Luke Sharrett | Bloomberg | Getty Images
Customers shop near a display of General Mills Cheerios cereal at a Costco Wholesale store in Louisville, Kentucky.
Shares of General Mills jumped 3.5 percent Wednesday after the food company’s earnings report showed that cost-cutting initiatives and price hikes have paid off for its profits.
“We had a strong third quarter, with positive organic sales growth and significant operating margin expansion,” CEO Jeff Harmening said in a statement.
The company earned 83 cents per share, on an adjusted basis, during the fiscal third quarter, topping the 69 cents per share expected by analysts surveyed by Refinitiv. General Mills also reported revenue in line with estimates of $4.20 billion.
Net income attributed to General Mills dropped to $446.8 million, or 74 cents per share, down 52.5 percent from $941.4 million, or $1.62 per share, a year earlier. The company reported a one-time tax benefit of $504 million due to U.S. tax reform during last year’s third quarter.

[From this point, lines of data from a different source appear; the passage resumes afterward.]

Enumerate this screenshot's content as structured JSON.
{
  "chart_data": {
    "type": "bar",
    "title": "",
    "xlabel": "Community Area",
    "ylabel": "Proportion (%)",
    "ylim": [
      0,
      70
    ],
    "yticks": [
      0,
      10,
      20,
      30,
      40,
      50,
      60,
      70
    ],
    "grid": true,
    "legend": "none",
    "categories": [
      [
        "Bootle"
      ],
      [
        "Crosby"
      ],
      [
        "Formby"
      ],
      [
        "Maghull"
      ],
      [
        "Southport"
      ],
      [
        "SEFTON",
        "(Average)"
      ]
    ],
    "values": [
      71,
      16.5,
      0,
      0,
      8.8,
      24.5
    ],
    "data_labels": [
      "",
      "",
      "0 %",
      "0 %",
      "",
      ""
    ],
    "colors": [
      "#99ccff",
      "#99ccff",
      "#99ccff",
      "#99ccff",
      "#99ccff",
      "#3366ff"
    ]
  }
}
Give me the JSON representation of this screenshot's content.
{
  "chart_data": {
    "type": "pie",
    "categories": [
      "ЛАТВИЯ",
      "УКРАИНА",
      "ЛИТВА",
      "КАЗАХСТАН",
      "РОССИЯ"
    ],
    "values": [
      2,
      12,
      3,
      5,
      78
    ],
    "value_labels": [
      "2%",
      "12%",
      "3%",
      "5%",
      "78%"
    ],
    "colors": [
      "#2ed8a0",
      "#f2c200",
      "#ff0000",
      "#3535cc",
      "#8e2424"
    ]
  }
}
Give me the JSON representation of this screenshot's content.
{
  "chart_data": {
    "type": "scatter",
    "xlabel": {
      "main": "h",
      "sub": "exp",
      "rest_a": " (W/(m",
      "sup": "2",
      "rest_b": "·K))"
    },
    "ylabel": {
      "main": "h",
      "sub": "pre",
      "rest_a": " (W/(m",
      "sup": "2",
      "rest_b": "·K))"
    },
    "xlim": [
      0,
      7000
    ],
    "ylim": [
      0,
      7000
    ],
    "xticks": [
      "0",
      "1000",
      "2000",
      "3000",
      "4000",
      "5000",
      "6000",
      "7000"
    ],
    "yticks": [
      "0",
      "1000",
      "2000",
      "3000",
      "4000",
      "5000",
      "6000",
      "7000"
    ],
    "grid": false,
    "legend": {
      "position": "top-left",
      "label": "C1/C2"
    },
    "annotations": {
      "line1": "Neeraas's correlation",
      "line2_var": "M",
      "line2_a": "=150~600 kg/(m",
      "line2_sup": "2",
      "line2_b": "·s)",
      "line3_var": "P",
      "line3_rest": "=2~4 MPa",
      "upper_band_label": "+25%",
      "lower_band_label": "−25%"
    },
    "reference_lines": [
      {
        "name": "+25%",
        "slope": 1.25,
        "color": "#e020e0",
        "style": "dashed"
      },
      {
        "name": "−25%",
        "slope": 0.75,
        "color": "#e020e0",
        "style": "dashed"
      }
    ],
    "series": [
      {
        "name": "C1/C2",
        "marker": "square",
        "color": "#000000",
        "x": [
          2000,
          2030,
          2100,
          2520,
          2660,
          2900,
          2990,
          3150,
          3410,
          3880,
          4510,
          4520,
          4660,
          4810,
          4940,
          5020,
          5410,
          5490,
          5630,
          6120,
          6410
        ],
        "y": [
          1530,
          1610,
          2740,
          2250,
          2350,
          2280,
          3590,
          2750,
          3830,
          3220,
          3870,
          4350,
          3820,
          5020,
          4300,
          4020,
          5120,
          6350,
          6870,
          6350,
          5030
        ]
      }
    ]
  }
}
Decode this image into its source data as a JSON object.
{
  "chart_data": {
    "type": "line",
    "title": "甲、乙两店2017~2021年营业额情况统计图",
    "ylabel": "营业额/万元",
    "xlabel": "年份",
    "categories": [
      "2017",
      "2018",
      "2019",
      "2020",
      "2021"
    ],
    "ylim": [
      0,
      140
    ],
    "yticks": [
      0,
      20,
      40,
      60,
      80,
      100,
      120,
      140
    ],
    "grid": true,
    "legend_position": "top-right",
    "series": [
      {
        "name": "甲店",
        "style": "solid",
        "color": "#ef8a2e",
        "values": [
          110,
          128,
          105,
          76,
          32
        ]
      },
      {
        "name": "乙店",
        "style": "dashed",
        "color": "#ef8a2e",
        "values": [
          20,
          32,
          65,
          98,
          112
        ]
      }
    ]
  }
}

The Minneapolis-based food giant boosted its top and bottom lines by raising prices and switching its products in all of its markets. It otherwise saw sales volume decline in North America, Europe and Australia. A broader cost-cutting plan announced last year, which includes cutting 625 jobs by this spring, also helped profits, it said.
With one quarter left in its fiscal 2019, General Mills raised its outlook for earnings growth to a range of flat to up 1 percent. It previously estimated a range of flat to down 3 percent due to accounting changes from its acquisition of pet food company Blue Buffalo. Analysts were expecting the earnings to decline by 1.2 percent.
Organic sales grew by 1 percent during the quarter, beating Wall Street estimates of 0.6 percent. Sales for its largest business, North American retail, were flat for the quarter, despite the food company’s efforts to entice consumers through marketing and product innovation.
The company also narrowed its fiscal 2019 net sales and organic sales growth to the lower end of its previous outlook range. It now expects net sales growth to be closer to 9 percent than 10 percent and organic net sales growth closer to flat than 1 percent.